Friendship
Day Rants
By Dennis Aguinaldo
I. Anti-American
I
WAS first in line to answer my professor's round-robin question
during my first day in graduate school:
"Are you anti-American?"
I knew his backgorund
as a government security adviser so I couldn't scratch away the
itching idea that he may have been asking:
"Would you crash
a hi-jacked airplane on a Manhattan airplane?"
So I entered
a definite "No" but hastened to add that I'm against its policies.
I must say, I also detest the fact that we continue to consider
July Four as Fil-Am friendship day. Especially since it means so
much more than just an autograph session with the PBA's new line
of culturally ambiguous players.
II. Fil-Am
Friendship
The catch
phrase "Fil-Am friendship" never meant anything to me but a serious
effort of past presidents and the representation of the elite to
ingratiate themselves with American masters. It has been relatively
one-sided. Most American pupils do not even know the Philippines.
The very few who do have been taught that what we know as the Philippine
American War was nothing more than an insurrection.
The French know
why the Vietnamese speak some French. The British are still keen
on what happens in Indonesia. But the Americans think they never
colonized anybody and we're just some country that has somehow grown
adept with English and has gained some edge as immigrant nurses.
We have always
been pictured at the receiving end of the US' gracious aid. As if
these take-home sums were altruistic, with no politico-economic
strings attached. Not the kind that would open us up to more IMF-WB
structural adjustments right? So much for the touted self-determination
clause.
Our elite has
taken the fat of the lamb from all bilateral relations with the
US. Most historically poignant is the lengthy Marcos regime with
its plunder and human rights violations. That dictatorship would
never have gone full-swing had the US not adopted Marcos as its
little brown lapdog.
Since the Treaty
of Paris, we have lost decades' worth of our sovereignty, consciousness
and dignity to the evolution of the US foreign policy. So much so
that I have wished so many times that our plantations didn't have
the sugar they wanted so much for their coffee, that sweet element
that prompted them to wage war over Cuba and then the Philppines.
Only when their home-grown sugar elite protested the imports did
they actually consider the release of the Philippines.
I also wished
at times that we were not in such a strategic position in South
East Asia. We ourselves couldn't benefit from our strategic placement
anyway! The professor put special emphasis on the fact that even
our military was US-based! We have been so dependent on US military
structure and hand-me-downs that we have developed a predominantly
land-based armed forces for an archipelago with a coastline miles
longer than that of the US! Most US states are of course land-locked
and a land-based military suits them. Following blindly, we have
bared our country to the threats of the sea, uninsulated by whatever
tragedy it might bring. How could we expect to counter sea-based
traffic of drugs and illegal goods? How could we expect anything
to come between the Abu Sayyaf and the Dos Palmas hostages?
III. American
Culture
The political pragmatism of the US is the basis of its policies.

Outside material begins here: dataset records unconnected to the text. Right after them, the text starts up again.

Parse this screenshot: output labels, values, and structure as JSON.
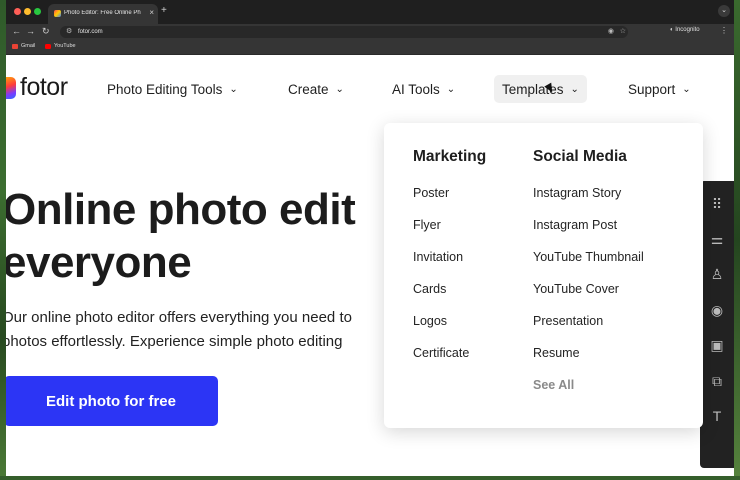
{
  "browser": {
    "tab_title": "Photo Editor: Free Online Ph",
    "tab_close": "×",
    "new_tab": "+",
    "url": "fotor.com",
    "incognito_label": "Incognito",
    "bookmarks": [
      "Gmail",
      "YouTube"
    ]
  },
  "site": {
    "logo_text": "fotor",
    "nav": [
      {
        "label": "Photo Editing Tools"
      },
      {
        "label": "Create"
      },
      {
        "label": "AI Tools"
      },
      {
        "label": "Templates"
      },
      {
        "label": "Support"
      }
    ],
    "chevron": "⌄"
  },
  "hero": {
    "title_line1": "Online photo edit",
    "title_line2": "everyone",
    "desc_line1": "Our online photo editor offers everything you need to",
    "desc_line2": "photos effortlessly. Experience simple photo editing",
    "cta": "Edit photo for free"
  },
  "dropdown": {
    "marketing": {
      "heading": "Marketing",
      "items": [
        "Poster",
        "Flyer",
        "Invitation",
        "Cards",
        "Logos",
        "Certificate"
      ]
    },
    "social": {
      "heading": "Social Media",
      "items": [
        "Instagram Story",
        "Instagram Post",
        "YouTube Thumbnail",
        "YouTube Cover",
        "Presentation",
        "Resume"
      ],
      "see_all": "See All"
    }
  },
  "side_panel_icons": [
    "grid-icon",
    "sliders-icon",
    "flask-icon",
    "eye-icon",
    "frame-icon",
    "shapes-icon",
    "text-icon"
  ],
  "colors": {
    "cta": "#2c35f5",
    "browser_dark": "#353535"
  }
}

It is the emphasis on practice, of the truth being made not
found. This is the zenith of conceit that can only come from the
victor of the cold war, the global hegemon.
But what is
so noble with American Practice? It fosters high consumerism in
the planetary closed system, thus leaving the planet less capable
of producing for our children. It ignores even global consensus
on environmental measures since these threaten to hamper the growth
of their industries. It opens up the vulnerable countries like oysters
and tear off any hope for a national sense of self-worth. All the
while, it pays freedom and self-determination a billion-dollar lip
service.
We all know
somebody or somebody who knows somebody in the US. The US is the
Filipino's primary choice, the premier destination of ailing ex-presidents,
touring elite and laboring OFWs. Our eyes, minds, and guts are trained
on its channels, celebrities, and products. The US remains the political,
economic and cultural Mecca of the Filipino.
IV. Filipino
Indebtedness
Our
children are growing up in the American thrall, bowing down before
the American ideal as if there was no alternative. Ask them if they
want to be born Filipino and after you assure them you're not testing
them for school, they'll say they want to be American, with Japanese
probably second and being Filipino a sad third. They are echoing
the secret desires nursed by parents.
Who can blame
who? We who have always thought we had so little have been inundated
with images of foreign plenty. The land where there is always more
is so appealing that we forget the source of their wealth and power--the
unhampered operations of exploitative multi-national corporations
in our country and our, it seems, boundless sense of indebtedness
toward a selfish friend.
In many ways,
productive or otherwise, our lives are intricately interwoven with
the United States. I see ties of debt, deceit, OFW sweat, drained
brains and spilled blood.
Needless to
say, I wouldn't go so far as to call it friendship.